I rolled a smoke and pushed my sack of tobacco and my papers across the table to Calvin. He rolled a cigarette that looked every bit as good as one of those fancy-ass store-boughts. He looked longingly at the sheath of papers and the sack of tobacco in front of him as I struck a lucifer and lit both our smokes.
“Keep ‘em,” I said. “I got plenty more.”
His full smile showed how very few teeth he had, and the ones left were more brown than yellow, slanted like very old headstones in an ancient cemetery. His gums were a godawful greenish-pink that made my gorge rise hot and stinging in the back of my throat. I had to look away.
I took a long suck of beer. “Why doesn’t the law come in and tear this whole goddamned place down?” I asked.
“ ‘Cause it ain’t worth the time nor the soldiers who’d be killed—and there’d be a whole lot of them.”
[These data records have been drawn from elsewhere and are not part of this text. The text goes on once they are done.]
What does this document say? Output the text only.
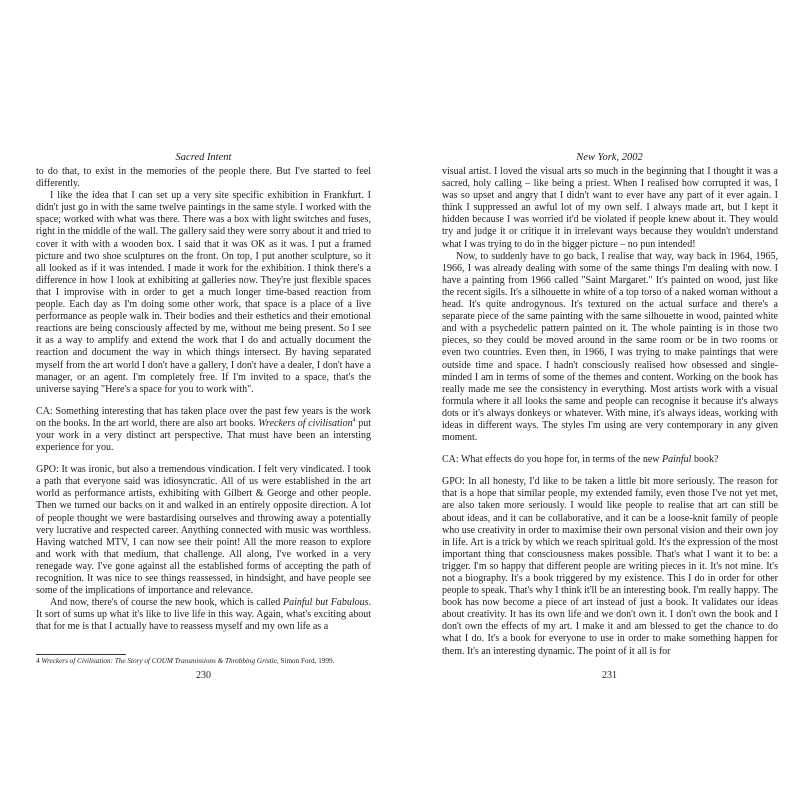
Sacred Intent

to do that, to exist in the memories of the people there. But I've started to feel differently.

I like the idea that I can set up a very site specific exhibition in Frankfurt. I didn't just go in with the same twelve paintings in the same style. I worked with the space; worked with what was there. There was a box with light switches and fuses, right in the middle of the wall. The gallery said they were sorry about it and tried to cover it with with a wooden box. I said that it was OK as it was. I put a framed picture and two shoe sculptures on the front. On top, I put another sculpture, so it all looked as if it was intended. I made it work for the exhibition. I think there's a difference in how I look at exhibiting at galleries now. They're just flexible spaces that I improvise with in order to get a much longer time-based reaction from people. Each day as I'm doing some other work, that space is a place of a live performance as people walk in. Their bodies and their esthetics and their emotional reactions are being consciously affected by me, without me being present. So I see it as a way to amplify and extend the work that I do and actually document the reaction and document the way in which things intersect. By having separated myself from the art world I don't have a gallery, I don't have a dealer, I don't have a manager, or an agent. I'm completely free. If I'm invited to a space, that's the universe saying "Here's a space for you to work with".

CA: Something interesting that has taken place over the past few years is the work on the books. In the art world, there are also art books. Wreckers of civilisation$^4$ put your work in a very distinct art perspective. That must have been an intersting experience for you.

GPO: It was ironic, but also a tremendous vindication. I felt very vindicated. I took a path that everyone said was idiosyncratic. All of us were established in the art world as performance artists, exhibiting with Gilbert & George and other people. Then we turned our backs on it and walked in an entirely opposite direction. A lot of people thought we were bastardising ourselves and throwing away a potentially very lucrative and respected career. Anything connected with music was worthless. Having watched MTV, I can now see their point! All the more reason to explore and work with that medium, that challenge. All along, I've worked in a very renegade way. I've gone against all the established forms of accepting the path of recognition. It was nice to see things reassessed, in hindsight, and have people see some of the implications of importance and relevance.

And now, there's of course the new book, which is called Painful but Fabulous. It sort of sums up what it's like to live life in this way. Again, what's exciting about that for me is that I actually have to reassess myself and my own life as a

4 Wreckers of Civilisation: The Story of COUM Transmissions & Throbbing Gristle, Simon Ford, 1999.
230
New York, 2002

visual artist. I loved the visual arts so much in the beginning that I thought it was a sacred, holy calling – like being a priest. When I realised how corrupted it was, I was so upset and angry that I didn't want to ever have any part of it ever again. I think I suppressed an awful lot of my own self. I always made art, but I kept it hidden because I was worried it'd be violated if people knew about it. They would try and judge it or critique it in irrelevant ways because they wouldn't understand what I was trying to do in the bigger picture – no pun intended!

Now, to suddenly have to go back, I realise that way, way back in 1964, 1965, 1966, I was already dealing with some of the same things I'm dealing with now. I have a painting from 1966 called "Saint Margaret." It's painted on wood, just like the recent sigils. It's a silhouette in white of a top torso of a naked woman without a head. It's quite androgynous. It's textured on the actual surface and there's a separate piece of the same painting with the same silhouette in wood, painted white and with a psychedelic pattern painted on it. The whole painting is in those two pieces, so they could be moved around in the same room or be in two rooms or even two countries. Even then, in 1966, I was trying to make paintings that were outside time and space. I hadn't consciously realised how obsessed and single-minded I am in terms of some of the themes and content. Working on the book has really made me see the consistency in everything. Most artists work with a visual formula where it all looks the same and people can recognise it because it's always dots or it's always donkeys or whatever. With mine, it's always ideas, working with ideas in different ways. The styles I'm using are very contemporary in any given moment.

CA: What effects do you hope for, in terms of the new Painful book?

GPO: In all honesty, I'd like to be taken a little bit more seriously. The reason for that is a hope that similar people, my extended family, even those I've not yet met, are also taken more seriously. I would like people to realise that art can still be about ideas, and it can be collaborative, and it can be a loose-knit family of people who use creativity in order to maximise their own personal vision and their own joy in life. Art is a trick by which we reach spiritual gold. It's the expression of the most important thing that consciousness makes possible. That's what I want it to be: a trigger. I'm so happy that different people are writing pieces in it. It's not mine. It's not a biography. It's a book triggered by my existence. This I do in order for other people to speak. That's why I think it'll be an interesting book. I'm really happy. The book has now become a piece of art instead of just a book. It validates our ideas about creativity. It has its own life and we don't own it. I don't own the book and I don't own the effects of my art. I make it and am blessed to get the chance to do what I do. It's a book for everyone to use in order to make something happen for them. It's an interesting dynamic. The point of it all is for

231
I needed to think for a time, and then I said, “You’re either diddling me or running some sort of a scam. I don’t like either choice.”
“I don’t know what you’re…”
“Talking about,” I finished Calvin’s sentence. “It’s this: your language. Your use of words swings from that of a drunken cowhand to that of a college professor and back, often in the same sentence. What’s going on here?”
Calvin poured us each another shot of whiskey. “I was once an instructor in a school in
Massachusetts,” he said. “It was a good job, but I drank my way out of it. Then I came West and taught at a school in a town called Hempton’s Stop, and boozed my way out of that one, too. Somehow I ended up here after a couple of years.” He looked at me quizzically. “What was it that indicated to you that I—”
I interrupted again. “Indicated? How many cowhands or hard-core drunks would use that word?”
“I guess maybe you’re a college man, too,” he said.
“I was. I was a drunk, too, almost as bad as you. Hell, I’d drink stale beer out of a hog’s ass.”
“But you beat it.”
“Hell, no. I still want more all the time. But a few years back I partnered up with a good man and we robbed banks and I got the booze under control.”
Calvin stared at the wall behind me. After a moment, he said, “When I was a kid I had this friend named Abimilech.”
“Abimilech?”
“It’s a biblical name. Anyway, Abe’s father made ‘shine. We were maybe twelve years old when we took a few belts and got silly and clumsy. But the difference was that Abe had had enough, puked, and passed out. I wanted more—a whole lot more. And…well…I was off and running from that day forward.”
We were silent for a long moment. Finally, Calvin said, “I guess you’ll be riding out later today.”
“No. I figured I’d spend a couple days here, rest up my horse.”
“Well,” Calvin grinned, “this is one place the law won’t catch up with you.”
For some reason that peeved me a bit. “What makes you think I’m running from the law—or from anyone else?”
“No offense, Pound. But Gila Bend isn’t what you’d call a quiet town to relax in.”
“I’ve been in a slew of places as bad or worse than this dung heap,” I said. “Either a fast gun and his boys kill the lawman and take over a town, or they string up a couple of the townsfolk to keep the others in line. And I’m still sitting here, aren’t I?”